Hari Senin depan ummat Islam sedunia akan melaksanakan shalat 'Iyd Al-Qurbaan. Qurbaan berasal dari akar kata Qaf-Ra-Ba [QRB], dengan wazan (pola) fu'laan, artinya dekat. Diserap ke dalam bahasa Indonesia dengan kurban ataupun korban, yang artinya sudah menyimpang dari arti dekat. Serapan dari bahasa Arab terkadang berubah makna, seperti misalnya lugat yang artinya bahasa, diserap menjadi logat dengan perubahan makna menjadi dialek. Jumlah yang artinya kalimat (sentence) diserap juga dengan bunyi jumlah dalam arti hasil pertambahan. Sedangkan kalimat yang berarti kata diserap juga dengan bunyi kalimat yang sudah berubah artinya menjadi susunan kata (sentence). Kembali pada kata Qurbaan yang diserap menjadi kurban atau korban dalam bahasa Indonesia tsb, maknanya sudah berubah menjadi victim, (bhs Inggris) dan persembahan (offering), ataupun persembahan yang sacral (sacrifice).
'Iyd Al-Qurbaan, maksudnya Hari Raya mendekatkan diri kepada Allah (taqarrub ilaLla-h). Nabi Ibrahim AS mendekatkan diri kepada Allah dengan mematuhi perintah Allah akan menyembelih Ismail. Beliau dengan melaksanakan Qurbaan itu mendapat imbalan (reward) berwujud kelahiran Ishaq dari isterinya Sarah yang sudah lanjut umur Dari peristiwa ini dapat dipetik nilai, bahwa di dunia ini tidak ada yang gratis. Setiap pilihan yang diambil mengandung konsekwensi imbalan, pilihan yang benar mendapat imbalan yang baik, sedangkan pilihan yang salah mendapat imbalan yang buruk. Akal itu mempunyai kebebasan untuk memilih, menerima keimanan kepada Allah atau tidak menerimanya. Firman Allah:
-- FMN SYAa FLYWaMN WMN SYAa FLYKFR (S. ALKHF, 29), dibaca:
-- faman sya-a falyu'miw wamansya-a falyakfur (s. alkahf), artinya:
-- maka siapa yang mau berimanlah ia, dan siapa yang mau kafirlah ia (18:29).
Akan tetapi jika orang telah memilih menerima keimanan setelah mempertimbangkan dan tepekur merenungkan dengan akal jernih (rasio dan rasa), maka sebagai konsekwensi logis dari hasil pilihan keimanan itu, segala yang datang dari Allah dan RasulNya wajib diterima tanpa reserve.
***
Peradaban sekuler di dunia ini sekarang telah memilih sistem kapitalisme, yaitu yang terdiri atas:
- sektor real, yang didalamnya terdapat aspek produksi serta pemasaran barang dan jasa secara real,
- sektor non-real, yang di dalamnya terdapat aspek penerbitan dan jual beli surat-surat berharga yang beraneka ragam, seperti saham, obligasi, commercial paper, dsb.
***
RasuluLlah SAW bersabda: "Tidak halal jual-beli barang yang tidak seluruhnya dimiliki olehmu" (HR Abu Dawud)

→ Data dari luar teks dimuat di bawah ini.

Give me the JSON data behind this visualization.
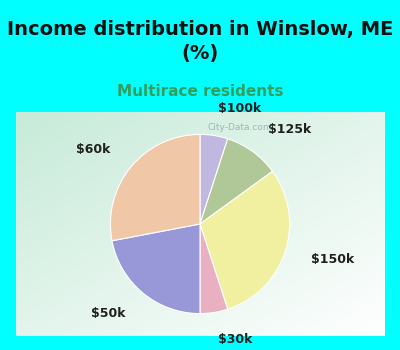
{
  "title": "Income distribution in Winslow, ME\n(%)",
  "subtitle": "Multirace residents",
  "labels": [
    "$100k",
    "$125k",
    "$150k",
    "$30k",
    "$50k",
    "$60k"
  ],
  "sizes": [
    5,
    10,
    30,
    5,
    22,
    28
  ],
  "colors": [
    "#c0b8e0",
    "#b0c898",
    "#f0f0a0",
    "#e8b0c0",
    "#9898d8",
    "#f0c8a8"
  ],
  "background_cyan": "#00ffff",
  "background_chart_tl": "#c8e8d8",
  "background_chart_br": "#f0f8f0",
  "title_fontsize": 14,
  "subtitle_fontsize": 11,
  "subtitle_color": "#30a060",
  "label_color": "#202020",
  "label_fontsize": 9,
  "startangle": 90,
  "title_color": "#101010"
}
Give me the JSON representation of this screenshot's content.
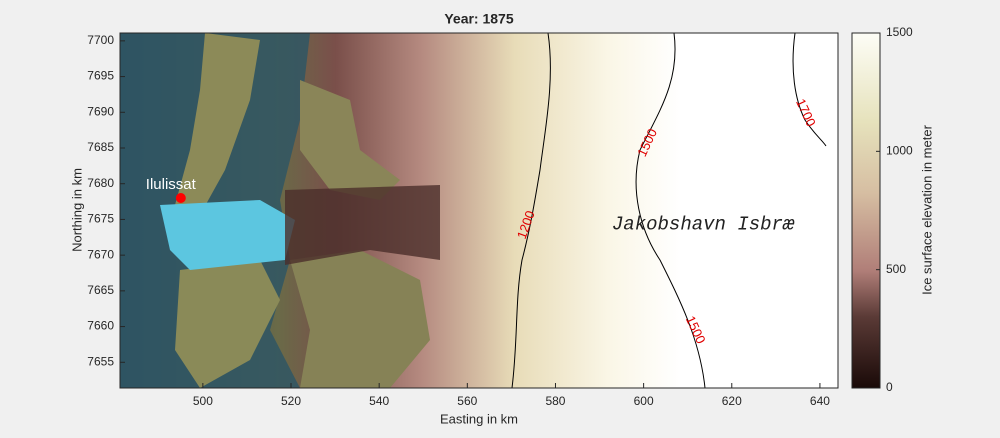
{
  "chart_data": {
    "type": "map",
    "title": "Year: 1875",
    "x_label": "Easting in km",
    "y_label": "Northing in km",
    "xlim": [
      481.2,
      644.1
    ],
    "ylim": [
      7651.4,
      7701.1
    ],
    "xticks": [
      500,
      520,
      540,
      560,
      580,
      600,
      620,
      640
    ],
    "yticks": [
      7655,
      7660,
      7665,
      7670,
      7675,
      7680,
      7685,
      7690,
      7695,
      7700
    ],
    "colorbar": {
      "label": "Ice surface elevation in meter",
      "lim": [
        0,
        1500
      ],
      "ticks": [
        0,
        500,
        1000,
        1500
      ]
    },
    "place": {
      "name": "Ilulissat",
      "x": 495,
      "y": 7678,
      "color": "#ff0000"
    },
    "annotations": [
      {
        "text": "Jakobshavn Isbræ",
        "x": 613.5,
        "y": 7674.3
      }
    ],
    "contour_label_color": "#e00000",
    "contours": [
      {
        "level": 1200,
        "x": 573.5,
        "y": 7674.2,
        "angle": -70
      },
      {
        "level": 1500,
        "x": 601,
        "y": 7685.7,
        "angle": -65
      },
      {
        "level": 1500,
        "x": 611.6,
        "y": 7659.5,
        "angle": 65
      },
      {
        "level": 1700,
        "x": 636.6,
        "y": 7689.9,
        "angle": 65
      }
    ]
  }
}
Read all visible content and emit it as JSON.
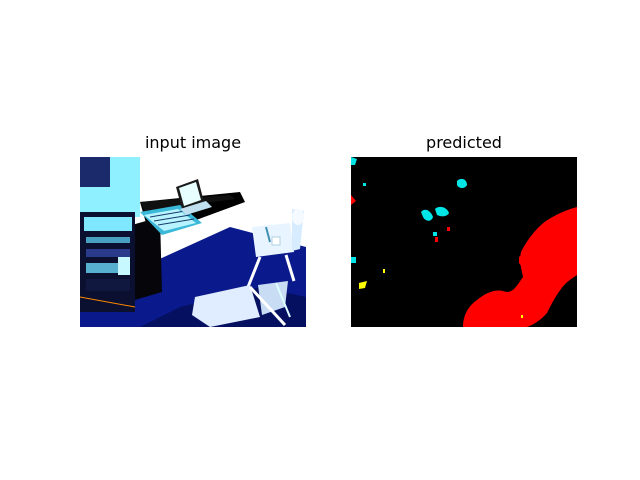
{
  "figure": {
    "panels": [
      {
        "title": "input image",
        "content": "photo of audio mixer on table with chairs, high-contrast normalized"
      },
      {
        "title": "predicted",
        "content": "segmentation mask"
      }
    ]
  },
  "colors": {
    "background": "#ffffff",
    "mask_background": "#000000",
    "class_red": "#ff0000",
    "class_cyan": "#00e5e5",
    "class_yellow": "#ffff00",
    "photo_blue": "#0a1a8c",
    "photo_cyan": "#7fe8ff"
  }
}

Memperdagangkan saham bertentangan degan Hadits tsb. Individu yang pemilik saham dari sebuah perusahaan yang go public yang dibelinya di pasar modal, tidaklah memiliki petusahaan itu secara keseluruhan. Orang yang telah memilih menerima keimanan yang telah menerima tanpa reserve segala yang datang dari Allah dan RasulNya, tidak akan memperdagangkan saham. Kalau ia memerlukan uang, maka agar tidak melanggar Syari'at, ia harus menjual kmbali sahamnya kepada perusahaan bersangkutan.
Celakanya pula, uang kini sudah tidak lagi hanya merupakan alat tukar, tetapi telah menjadi barang haram, karena sudah diperjualbelikan dalam sektor non-real. Secara individual, sekurang-kurangnya agar tidak berdosa, kita dapat melawan dengan cara tidak berdagang saham dan tidak berdagang uang.
Alhasil tidak ada yang gratis, semua ada imbalannya. Pemilihan sistem kapitalisme telah menuai krisis keuangan dalam sektor non-real, yang membawa bencana pada sektor real dalam skala global. Itulah harga dari pemilihan sistem kapitalisme. WaLlahu a'lamu bisshawab.